La Constitución Política del Perú asigna al Tribunal Constitucional el papel de garantizar la constitucionalidad de las normas con rango de ley, pronunciarse sobre las garantías constitucionales y dirimir sobre los conflictos de competencias. Resulta, así, una pieza fundamental e insustituible del Estado de Derecho y, sin contar a la jurisdicción internacional, es el último recurso para la defensa de los derechos fundamentales de la ciudadanía.

Por todo ello resulta especialmente censurable cualquier intento de someter al Tribunal Constitucional a una lógica de funcionamiento político para favorecer intereses partidarios o de grupo manipulando su composición. Como ha advertido el Relator Especial sobre la independencia de los magistrados y abogados del Consejo de Derechos Humanos de Naciones Unidas, Diego García Sayán, “si bien en algunos casos se considera que la elección de los jueces por el parlamento reviste una mayor legitimidad democrática, este procedimiento puede dar lugar a la politización de los nombramientos judiciales, de forma que las consideraciones políticas prevalezcan sobre los criterios objetivos establecidos en las normas internacionales y regionales […]”

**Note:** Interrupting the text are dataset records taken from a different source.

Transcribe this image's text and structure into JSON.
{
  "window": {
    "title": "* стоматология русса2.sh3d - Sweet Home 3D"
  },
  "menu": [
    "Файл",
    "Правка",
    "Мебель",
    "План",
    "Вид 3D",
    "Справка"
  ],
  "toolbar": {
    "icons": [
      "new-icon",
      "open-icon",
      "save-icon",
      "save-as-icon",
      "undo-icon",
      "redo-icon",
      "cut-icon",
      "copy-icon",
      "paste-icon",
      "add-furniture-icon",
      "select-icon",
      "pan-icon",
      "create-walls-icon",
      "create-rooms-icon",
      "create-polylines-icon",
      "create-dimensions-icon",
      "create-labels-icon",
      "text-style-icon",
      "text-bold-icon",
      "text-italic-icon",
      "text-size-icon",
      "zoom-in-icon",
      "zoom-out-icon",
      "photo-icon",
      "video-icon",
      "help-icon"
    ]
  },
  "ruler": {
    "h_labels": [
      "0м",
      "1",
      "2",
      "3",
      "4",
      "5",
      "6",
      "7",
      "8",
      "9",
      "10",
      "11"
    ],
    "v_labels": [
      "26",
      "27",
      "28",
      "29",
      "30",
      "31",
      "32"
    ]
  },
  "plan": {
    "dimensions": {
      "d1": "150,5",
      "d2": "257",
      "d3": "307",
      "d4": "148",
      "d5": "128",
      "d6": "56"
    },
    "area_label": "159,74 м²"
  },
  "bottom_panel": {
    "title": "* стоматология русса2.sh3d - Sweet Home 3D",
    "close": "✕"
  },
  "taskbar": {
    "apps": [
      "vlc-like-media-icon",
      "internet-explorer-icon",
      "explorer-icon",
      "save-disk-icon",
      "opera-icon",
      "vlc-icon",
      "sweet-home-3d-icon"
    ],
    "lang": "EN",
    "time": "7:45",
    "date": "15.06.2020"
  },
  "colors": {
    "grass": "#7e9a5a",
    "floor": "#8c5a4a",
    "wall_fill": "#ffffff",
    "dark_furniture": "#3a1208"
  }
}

Eso es, sin embargo, lo que hoy se percibe como un serio riesgo si se procede a la elección de nuevos magistrados del Tribunal Constitucional por el actual Congreso mediante un procedimiento expeditivo que no ofrece garantías de idoneidad. Según un Informe de la CIDH, “para salvaguardar los procesos de estos riesgos, se deben cumplir principios como difusión previa de las convocatorias, plazos y procedimientos, la garantía de acceso igualitario e incluyente de las y los candidatos, la participación de la sociedad civil y la calificación con base en el mérito y capacidades profesionales”.

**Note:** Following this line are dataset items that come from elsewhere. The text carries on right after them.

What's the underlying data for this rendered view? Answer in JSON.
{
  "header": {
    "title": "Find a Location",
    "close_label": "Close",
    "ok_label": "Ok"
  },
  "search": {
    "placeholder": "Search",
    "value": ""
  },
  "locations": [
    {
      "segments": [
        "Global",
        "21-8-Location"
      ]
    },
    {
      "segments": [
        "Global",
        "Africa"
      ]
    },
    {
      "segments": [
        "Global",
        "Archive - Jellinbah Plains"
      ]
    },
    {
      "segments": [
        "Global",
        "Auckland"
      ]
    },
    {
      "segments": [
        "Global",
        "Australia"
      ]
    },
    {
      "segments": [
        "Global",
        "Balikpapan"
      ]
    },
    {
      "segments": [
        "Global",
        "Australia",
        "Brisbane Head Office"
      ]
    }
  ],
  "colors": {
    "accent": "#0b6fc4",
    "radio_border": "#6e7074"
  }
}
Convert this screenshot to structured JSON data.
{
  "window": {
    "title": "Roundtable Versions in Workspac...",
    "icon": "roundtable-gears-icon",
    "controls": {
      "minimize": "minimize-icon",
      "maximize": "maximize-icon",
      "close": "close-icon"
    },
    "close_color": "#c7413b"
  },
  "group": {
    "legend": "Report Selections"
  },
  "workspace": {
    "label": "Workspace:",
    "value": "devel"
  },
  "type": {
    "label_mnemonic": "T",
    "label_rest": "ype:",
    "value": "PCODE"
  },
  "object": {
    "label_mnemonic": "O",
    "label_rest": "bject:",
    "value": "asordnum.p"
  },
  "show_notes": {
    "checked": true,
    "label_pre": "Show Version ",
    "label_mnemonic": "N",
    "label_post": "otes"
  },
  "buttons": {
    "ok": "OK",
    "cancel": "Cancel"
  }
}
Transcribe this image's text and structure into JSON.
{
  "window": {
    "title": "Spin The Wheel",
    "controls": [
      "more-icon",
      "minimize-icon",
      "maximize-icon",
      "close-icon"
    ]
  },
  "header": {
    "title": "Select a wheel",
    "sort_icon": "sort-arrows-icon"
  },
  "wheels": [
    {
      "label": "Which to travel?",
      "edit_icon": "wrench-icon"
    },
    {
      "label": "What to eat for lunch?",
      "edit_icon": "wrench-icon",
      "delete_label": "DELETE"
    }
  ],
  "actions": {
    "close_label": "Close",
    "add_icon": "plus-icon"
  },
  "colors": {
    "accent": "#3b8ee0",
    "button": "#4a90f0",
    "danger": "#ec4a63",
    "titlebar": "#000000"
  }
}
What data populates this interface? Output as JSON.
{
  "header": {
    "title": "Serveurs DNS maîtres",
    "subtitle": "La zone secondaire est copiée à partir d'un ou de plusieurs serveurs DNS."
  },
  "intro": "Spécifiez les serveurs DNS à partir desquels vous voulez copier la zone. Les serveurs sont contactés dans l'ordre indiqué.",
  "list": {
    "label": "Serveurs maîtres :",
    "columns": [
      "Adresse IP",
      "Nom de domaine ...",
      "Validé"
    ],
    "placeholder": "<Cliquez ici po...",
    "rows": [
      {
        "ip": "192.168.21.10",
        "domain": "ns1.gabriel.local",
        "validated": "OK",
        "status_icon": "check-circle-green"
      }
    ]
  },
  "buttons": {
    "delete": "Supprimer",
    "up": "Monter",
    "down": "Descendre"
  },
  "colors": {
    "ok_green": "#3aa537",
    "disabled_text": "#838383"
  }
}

«En nuestra última experiencia autoritaria, la del gobierno de Fujimori, la agresión del poder contra el Tribunal Constitucional fue un momento que galvanizó el reclamo de democracia y el repudio del autoritarismo.»

Ya ha sido señalado por diversos congresistas que la aprobación de la lista de candidatos a integrar el Tribunal Constitucional fue realizada en menos de una hora, cuando ese proceso demanda un examen y una deliberación prolongados. Desde entonces, han surgido informaciones que sugieren la falta de idoneidad de algunos de los propuestos en esa lista. Así mismo, se ha propalado en días recientes una grabación de noviembre del año 2018 en la que congresistas de Fuerza Popular y del PAP conciertan iniciativas para controlar al Tribunal. Todo ello sugiere claramente la intención de imponerle una orientación al servicio de determinadas organizaciones políticas.

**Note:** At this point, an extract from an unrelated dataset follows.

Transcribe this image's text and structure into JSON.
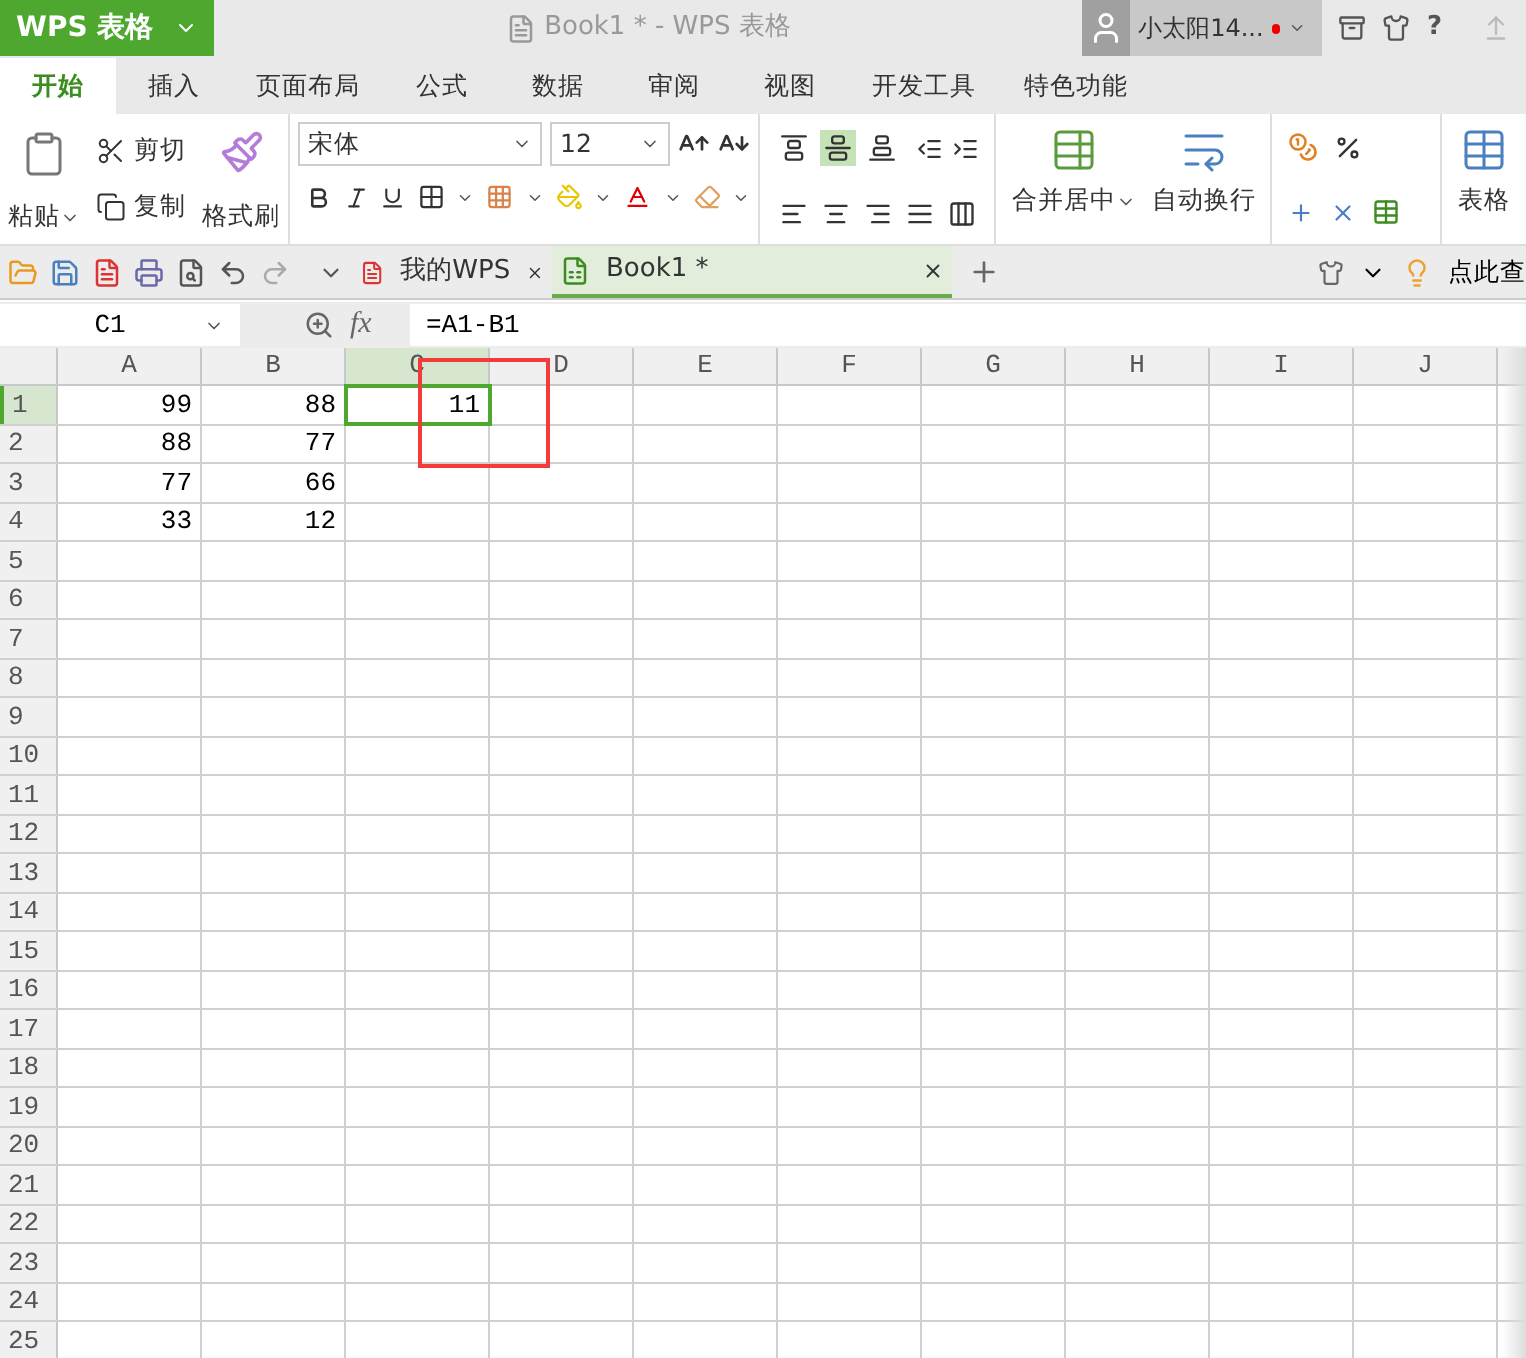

Es cierto que en un organismo cuya misión en última instancia es la de interpretar la constitucionalidad o inconstitucionalidad de normas y acciones del Estado surgen, en diversos momentos, tendencias predominantes y otras minoritarias. Pero eso no ha sucedido hasta ahora por un designio concreto del Congreso sino, básicamente, como parte de la dinámica interna de dicho Tribunal. Forzar una composición que favorezca a una tendencia –o, peor aún, que favorezca a individuos y grupos particulares—constituiría una desnaturalización de esa institución y un grave atentado contra la democracia. Y ello resulta aún más cuestionable considerando la importancia actual de dicha entidad en los procesos judiciales seguidos contra líderes políticos en el marco de la lucha anticorrupción, así como el papel que debe cumplir ante un hipotético conflicto entre los poderes del Estado.

Es oportuno recordar que, en nuestra última experiencia autoritaria, la del gobierno de Fujimori, la agresión del poder contra el Tribunal Constitucional fue un momento que galvanizó el reclamo de democracia y el repudio del autoritarismo. Se trató, aquella vez, de la destitución de miembros del Tribunal por oponerse a una arbitraria interpretación de la Constitución realizada por el Congreso para franquear el paso a una tercera postulación de Fujimori. Ese episodio sirve para subrayar el puesto central del Tribunal Constitucional en la defensa de la democracia, pero también nos recuerda que la democracia no debe ser confundida con la imposición de la mayoría. La democracia es respeto de las normas y su vigencia requiere de autoridades y representantes cierta decencia de propósitos, eso que podría ser resumido en el concepto de civismo.